For the areas where they breed–they prefer to nest at the tops of tress, and the larger the colony, the more guano is produced which may end up killing and toppling their nesting trees within a few years, after which they will decide to move areas or just build thier nests on the ground.

For spotting–look to the water for low-riding birds, and while they could be confused for a loon (cormorants sit just slightly higher in the water as they move around), or look to the tops of trees, floating logs, or other places where large birds may perch to dry off in the sun.

Double-crested cormorants sitting on the creek side of the lake

In terms of the cormorant’s diet–it is mainly fish, that is supplemented on occasion with insects, crustaceans, amphibians, and the odd water snake.

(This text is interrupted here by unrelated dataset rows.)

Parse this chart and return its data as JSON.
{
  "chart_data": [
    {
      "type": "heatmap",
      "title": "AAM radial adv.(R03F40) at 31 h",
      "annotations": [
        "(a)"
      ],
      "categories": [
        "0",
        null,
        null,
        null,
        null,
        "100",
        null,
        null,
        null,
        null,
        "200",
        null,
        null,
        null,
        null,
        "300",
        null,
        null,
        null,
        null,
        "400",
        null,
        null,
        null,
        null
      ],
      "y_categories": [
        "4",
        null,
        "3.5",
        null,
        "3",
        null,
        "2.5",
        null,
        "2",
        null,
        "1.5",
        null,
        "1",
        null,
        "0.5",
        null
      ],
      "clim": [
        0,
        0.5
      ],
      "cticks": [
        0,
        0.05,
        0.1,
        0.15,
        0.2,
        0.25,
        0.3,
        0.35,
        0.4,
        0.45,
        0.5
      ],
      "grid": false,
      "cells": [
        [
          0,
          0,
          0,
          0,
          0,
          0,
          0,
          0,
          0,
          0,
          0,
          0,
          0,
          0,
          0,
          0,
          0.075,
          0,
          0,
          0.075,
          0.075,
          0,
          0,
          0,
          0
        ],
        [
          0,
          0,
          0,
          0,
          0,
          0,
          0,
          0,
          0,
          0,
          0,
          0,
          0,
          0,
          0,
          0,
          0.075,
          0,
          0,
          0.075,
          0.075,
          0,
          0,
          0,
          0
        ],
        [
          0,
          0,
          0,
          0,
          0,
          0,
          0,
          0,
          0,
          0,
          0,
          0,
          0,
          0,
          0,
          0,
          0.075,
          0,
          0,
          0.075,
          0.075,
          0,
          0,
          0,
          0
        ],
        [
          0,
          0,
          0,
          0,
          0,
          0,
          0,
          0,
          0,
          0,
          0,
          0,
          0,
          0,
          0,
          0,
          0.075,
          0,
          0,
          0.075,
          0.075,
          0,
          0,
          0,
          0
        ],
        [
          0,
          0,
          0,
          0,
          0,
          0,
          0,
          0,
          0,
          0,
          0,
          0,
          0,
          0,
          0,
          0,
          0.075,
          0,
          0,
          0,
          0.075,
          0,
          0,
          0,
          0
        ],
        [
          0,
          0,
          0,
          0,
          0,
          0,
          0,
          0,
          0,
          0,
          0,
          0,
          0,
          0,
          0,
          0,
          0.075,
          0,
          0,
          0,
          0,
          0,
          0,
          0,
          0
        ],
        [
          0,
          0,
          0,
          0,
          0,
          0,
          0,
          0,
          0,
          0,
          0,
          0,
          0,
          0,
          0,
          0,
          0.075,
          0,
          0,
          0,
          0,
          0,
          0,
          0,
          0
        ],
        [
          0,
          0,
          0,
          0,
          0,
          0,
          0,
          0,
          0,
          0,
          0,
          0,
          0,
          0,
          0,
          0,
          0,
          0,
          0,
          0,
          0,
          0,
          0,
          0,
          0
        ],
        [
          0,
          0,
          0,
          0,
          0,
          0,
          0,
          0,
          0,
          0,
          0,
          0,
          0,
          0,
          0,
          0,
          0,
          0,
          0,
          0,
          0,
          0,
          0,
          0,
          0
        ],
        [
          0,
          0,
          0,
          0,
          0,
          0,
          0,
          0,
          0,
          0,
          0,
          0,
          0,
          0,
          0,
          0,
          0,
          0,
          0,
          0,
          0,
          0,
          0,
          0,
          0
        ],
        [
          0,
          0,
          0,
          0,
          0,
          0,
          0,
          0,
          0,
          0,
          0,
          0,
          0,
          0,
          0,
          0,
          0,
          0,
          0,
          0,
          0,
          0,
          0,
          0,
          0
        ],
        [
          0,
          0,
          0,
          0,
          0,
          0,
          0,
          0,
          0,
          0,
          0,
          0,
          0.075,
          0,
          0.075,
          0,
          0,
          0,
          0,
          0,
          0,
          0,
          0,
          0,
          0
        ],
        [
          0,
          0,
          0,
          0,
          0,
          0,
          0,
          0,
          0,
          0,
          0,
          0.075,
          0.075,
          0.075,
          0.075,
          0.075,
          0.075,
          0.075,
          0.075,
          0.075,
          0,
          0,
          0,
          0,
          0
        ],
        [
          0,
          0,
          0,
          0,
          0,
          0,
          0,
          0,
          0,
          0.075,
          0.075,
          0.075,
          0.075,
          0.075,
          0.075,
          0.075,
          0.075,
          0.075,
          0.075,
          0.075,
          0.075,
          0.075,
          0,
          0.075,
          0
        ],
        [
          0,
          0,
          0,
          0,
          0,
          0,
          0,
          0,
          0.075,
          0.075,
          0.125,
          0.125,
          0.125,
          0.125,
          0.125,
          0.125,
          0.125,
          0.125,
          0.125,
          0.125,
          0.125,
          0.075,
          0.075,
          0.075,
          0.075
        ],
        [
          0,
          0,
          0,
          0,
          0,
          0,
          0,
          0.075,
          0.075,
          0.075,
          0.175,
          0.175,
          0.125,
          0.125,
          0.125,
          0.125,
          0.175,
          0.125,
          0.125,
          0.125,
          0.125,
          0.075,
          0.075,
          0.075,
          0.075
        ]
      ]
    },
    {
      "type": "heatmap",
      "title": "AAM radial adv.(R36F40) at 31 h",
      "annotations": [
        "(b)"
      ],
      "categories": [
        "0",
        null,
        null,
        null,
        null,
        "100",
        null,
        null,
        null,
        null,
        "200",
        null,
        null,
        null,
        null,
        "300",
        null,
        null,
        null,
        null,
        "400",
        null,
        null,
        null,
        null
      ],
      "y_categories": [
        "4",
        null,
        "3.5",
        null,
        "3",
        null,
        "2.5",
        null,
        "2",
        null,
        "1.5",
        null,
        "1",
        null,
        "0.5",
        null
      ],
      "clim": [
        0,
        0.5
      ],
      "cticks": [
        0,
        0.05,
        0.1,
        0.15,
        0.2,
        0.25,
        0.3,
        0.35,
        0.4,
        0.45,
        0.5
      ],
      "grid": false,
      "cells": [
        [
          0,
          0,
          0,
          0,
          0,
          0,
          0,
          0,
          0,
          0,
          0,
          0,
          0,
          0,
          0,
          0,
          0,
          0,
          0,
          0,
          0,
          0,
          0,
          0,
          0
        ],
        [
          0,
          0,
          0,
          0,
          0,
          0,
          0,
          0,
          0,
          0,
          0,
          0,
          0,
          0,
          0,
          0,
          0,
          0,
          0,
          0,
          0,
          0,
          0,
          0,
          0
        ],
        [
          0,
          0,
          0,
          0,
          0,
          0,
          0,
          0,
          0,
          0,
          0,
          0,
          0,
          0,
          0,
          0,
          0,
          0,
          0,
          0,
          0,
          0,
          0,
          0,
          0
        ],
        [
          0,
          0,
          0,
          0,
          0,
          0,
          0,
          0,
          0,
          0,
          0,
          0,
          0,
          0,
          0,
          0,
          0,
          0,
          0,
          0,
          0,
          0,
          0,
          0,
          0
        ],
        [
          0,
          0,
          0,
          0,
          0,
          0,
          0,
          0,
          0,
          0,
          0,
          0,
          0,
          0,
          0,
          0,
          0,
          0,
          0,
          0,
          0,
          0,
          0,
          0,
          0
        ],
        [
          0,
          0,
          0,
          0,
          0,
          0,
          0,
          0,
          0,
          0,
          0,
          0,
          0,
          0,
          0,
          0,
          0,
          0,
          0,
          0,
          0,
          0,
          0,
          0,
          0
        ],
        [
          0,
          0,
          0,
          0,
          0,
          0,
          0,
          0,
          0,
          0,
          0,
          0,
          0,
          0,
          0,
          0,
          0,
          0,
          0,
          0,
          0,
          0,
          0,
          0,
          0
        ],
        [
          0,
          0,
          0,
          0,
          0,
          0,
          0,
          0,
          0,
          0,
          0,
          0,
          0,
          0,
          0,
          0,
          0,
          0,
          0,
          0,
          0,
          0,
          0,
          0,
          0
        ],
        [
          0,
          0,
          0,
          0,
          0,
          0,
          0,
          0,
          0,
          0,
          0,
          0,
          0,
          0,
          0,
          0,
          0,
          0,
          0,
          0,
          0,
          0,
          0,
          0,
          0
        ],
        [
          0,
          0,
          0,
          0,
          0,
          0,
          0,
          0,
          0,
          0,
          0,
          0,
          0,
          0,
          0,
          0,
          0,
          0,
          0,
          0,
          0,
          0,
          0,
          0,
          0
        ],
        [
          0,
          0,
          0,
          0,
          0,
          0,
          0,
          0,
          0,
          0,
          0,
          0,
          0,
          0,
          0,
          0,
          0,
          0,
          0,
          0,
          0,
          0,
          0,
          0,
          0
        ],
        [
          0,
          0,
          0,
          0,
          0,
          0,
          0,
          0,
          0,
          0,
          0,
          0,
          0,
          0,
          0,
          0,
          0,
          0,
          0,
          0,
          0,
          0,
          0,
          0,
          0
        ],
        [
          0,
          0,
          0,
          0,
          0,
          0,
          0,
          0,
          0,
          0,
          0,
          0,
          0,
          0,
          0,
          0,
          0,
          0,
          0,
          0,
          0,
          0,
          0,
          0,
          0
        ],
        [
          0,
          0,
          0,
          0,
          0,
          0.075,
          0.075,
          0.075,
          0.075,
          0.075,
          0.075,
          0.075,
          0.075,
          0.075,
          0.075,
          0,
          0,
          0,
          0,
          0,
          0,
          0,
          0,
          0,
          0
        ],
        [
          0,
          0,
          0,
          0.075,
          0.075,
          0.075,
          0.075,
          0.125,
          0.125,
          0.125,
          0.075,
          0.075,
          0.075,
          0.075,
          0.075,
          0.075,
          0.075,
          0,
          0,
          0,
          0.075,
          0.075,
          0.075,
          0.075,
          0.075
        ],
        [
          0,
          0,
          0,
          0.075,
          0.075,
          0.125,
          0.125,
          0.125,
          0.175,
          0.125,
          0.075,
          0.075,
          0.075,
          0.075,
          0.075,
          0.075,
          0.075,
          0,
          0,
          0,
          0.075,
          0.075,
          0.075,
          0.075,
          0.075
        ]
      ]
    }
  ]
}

Cormorants are able to actually chase their prey underwater, and catch them with their hooked beak. If they cat crustaceans, they will work to remove the legs (by hammering the prey on the surface of the water), then flip it up into the air before swallowing it head first.

Since they’re divers and swimmers–you might see them dive in one spot, but they may come up several yards away after catching a snack. So always scan the water after they go under–you never know where they’ll resurface (or how many).

So, the only good way to tell the difference between the double-crested and neotropic cormorants is the fact that the neotropic has dark feathers around the eyes–whereas the double-crested cormorant lacks the feathers near the eyes.

Photography goal: taking a trip and managing to get a picture of a colony of cormorants during the breeding months, in addition to possibly getting a picture of one trying to ‘break’ the legs off of a crustacean before eating it.